Like every other Hebrew who claimed to help us, they lied, but we didn’t find that out until a long while later, either. At the time, our main concern was to find a means by which forty thousand men, their weapons, fodder, food, wagons and siege engines might pass through Beth Horon.

The local guides said that a lightly armoured man could run through from the western entrance to the eastern mouth of the godforsaken pass in a morning. Horgias and Tears came back after trying it and said that a fully armoured legionary could, indeed, do it at a fast march in half a day, but that there were places where the path wound along the lee of the mountain and was barely wide enough for an ox cart.

They said it would take us a full two days to cross; three or four if we took the ballistas, catapults and siege towers we had brought with us, for they must be dismantled and loaded on to carts. The ram, they thought, was impossible to take.
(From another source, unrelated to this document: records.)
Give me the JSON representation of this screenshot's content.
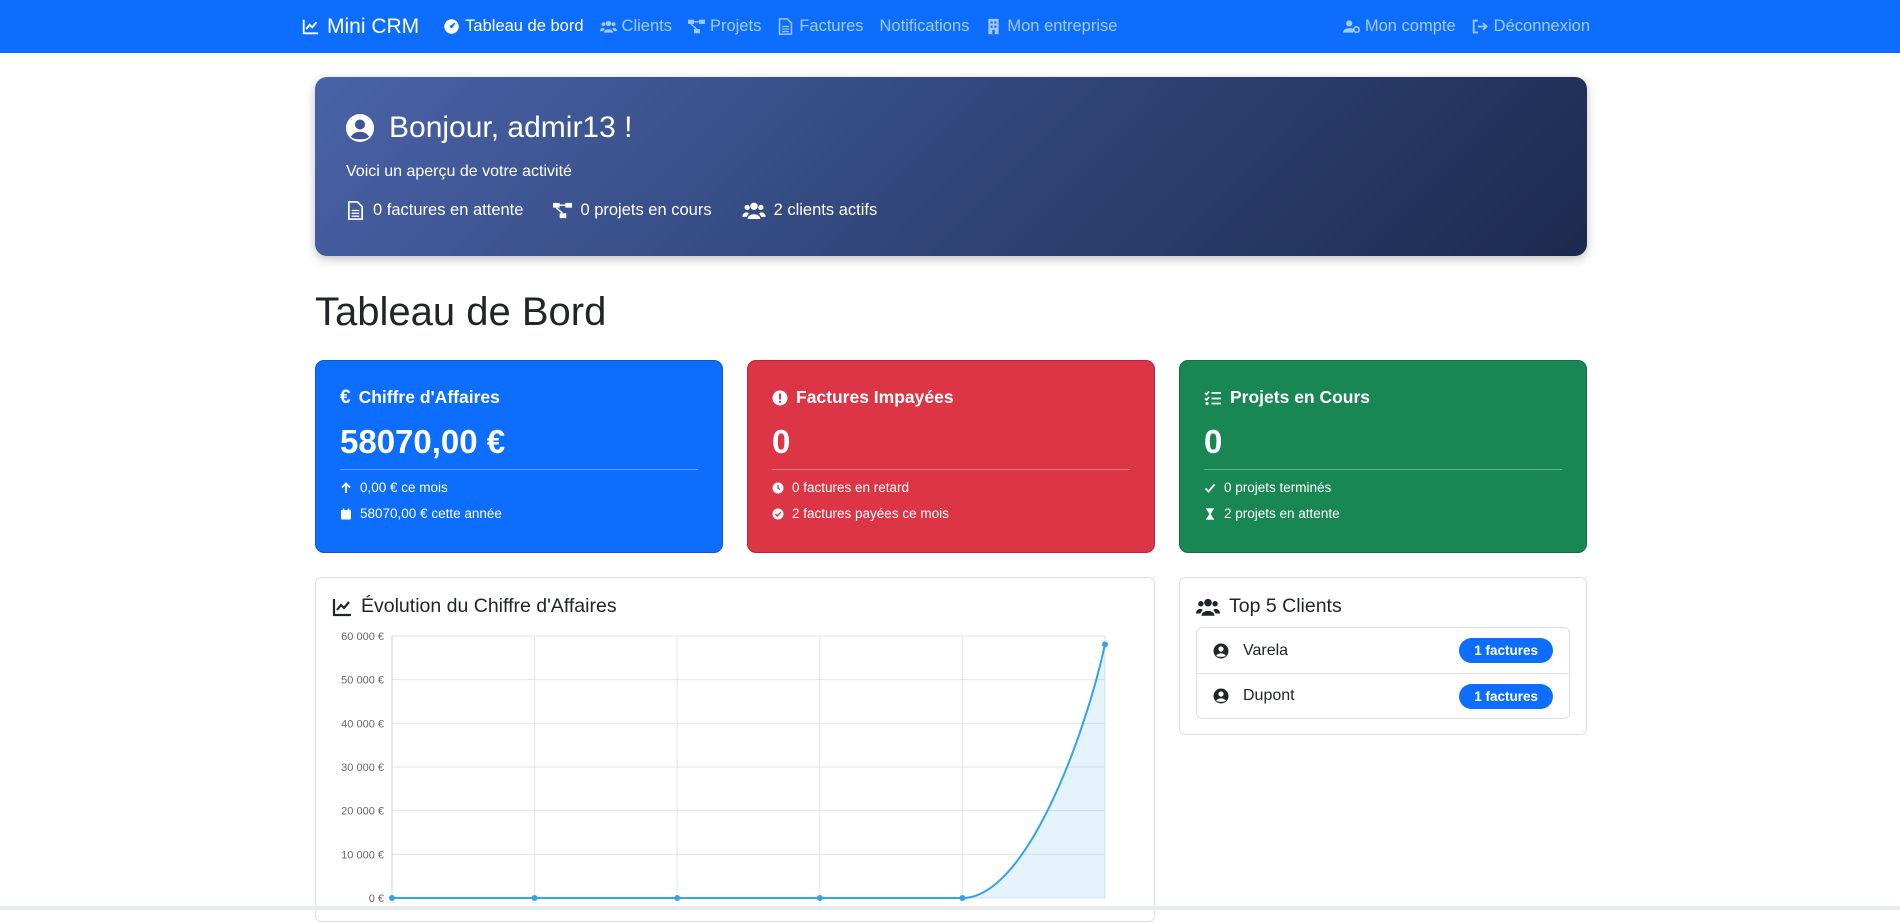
{
  "navbar": {
    "brand": "Mini CRM",
    "links": [
      {
        "label": "Tableau de bord",
        "icon": "dashboard-icon",
        "active": true
      },
      {
        "label": "Clients",
        "icon": "users-icon"
      },
      {
        "label": "Projets",
        "icon": "project-diagram-icon"
      },
      {
        "label": "Factures",
        "icon": "invoice-icon"
      },
      {
        "label": "Notifications",
        "icon": ""
      },
      {
        "label": "Mon entreprise",
        "icon": "building-icon"
      }
    ],
    "right_links": [
      {
        "label": "Mon compte",
        "icon": "user-cog-icon"
      },
      {
        "label": "Déconnexion",
        "icon": "logout-icon"
      }
    ],
    "color": "#0d6efd"
  },
  "welcome": {
    "title": "Bonjour, admir13 !",
    "subtitle": "Voici un aperçu de votre activité",
    "stats": [
      {
        "text": "0 factures en attente",
        "icon": "invoice-icon"
      },
      {
        "text": "0 projets en cours",
        "icon": "project-diagram-icon"
      },
      {
        "text": "2 clients actifs",
        "icon": "users-icon"
      }
    ]
  },
  "page_title": "Tableau de Bord",
  "cards": {
    "revenue": {
      "title": "Chiffre d'Affaires",
      "value": "58070,00 €",
      "line1": "0,00 € ce mois",
      "line2": "58070,00 € cette année",
      "color": "#0d6efd"
    },
    "unpaid": {
      "title": "Factures Impayées",
      "value": "0",
      "line1": "0 factures en retard",
      "line2": "2 factures payées ce mois",
      "color": "#dc3545"
    },
    "projects": {
      "title": "Projets en Cours",
      "value": "0",
      "line1": "0 projets terminés",
      "line2": "2 projets en attente",
      "color": "#198754"
    }
  },
  "chart_panel": {
    "title": "Évolution du Chiffre d'Affaires"
  },
  "chart_data": {
    "type": "area",
    "title": "Évolution du Chiffre d'Affaires",
    "x": [
      1,
      2,
      3,
      4,
      5,
      6
    ],
    "series": [
      {
        "values": [
          0,
          0,
          0,
          0,
          0,
          58070
        ],
        "color": "#36a2eb"
      }
    ],
    "ylim": [
      0,
      60000
    ],
    "yticks": [
      0,
      10000,
      20000,
      30000,
      40000,
      50000,
      60000
    ],
    "ytick_labels": [
      "0 €",
      "10 000 €",
      "20 000 €",
      "30 000 €",
      "40 000 €",
      "50 000 €",
      "60 000 €"
    ],
    "grid": true
  },
  "top_clients": {
    "title": "Top 5 Clients",
    "items": [
      {
        "name": "Varela",
        "badge": "1 factures"
      },
      {
        "name": "Dupont",
        "badge": "1 factures"
      }
    ]
  }
}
We didn’t have three or four days to lose, not when Horgias had already killed two Hebrew scouts and they were only the ones he had seen; we all knew there were others and none of us wanted to come out of a nightmare of a pass to be met by a Hebrew rabble that had already annihilated the Jerusalem garrison.

After some discussion, we left the bulk of the siege engines at the wide westerly mouth of the pass, guarded by three cohorts of the IVth legion who had orders to wait three days and then begin to dismantle them, ready to move them across in stages if we needed them.

We took with us three light ballistas that fired stone shot the size of my head or smaller, half a dozen catapults with enough bolts for three days’ shooting, and one siege tower that took us half a day to dismantle into numbered pieces and load on to the mule carts.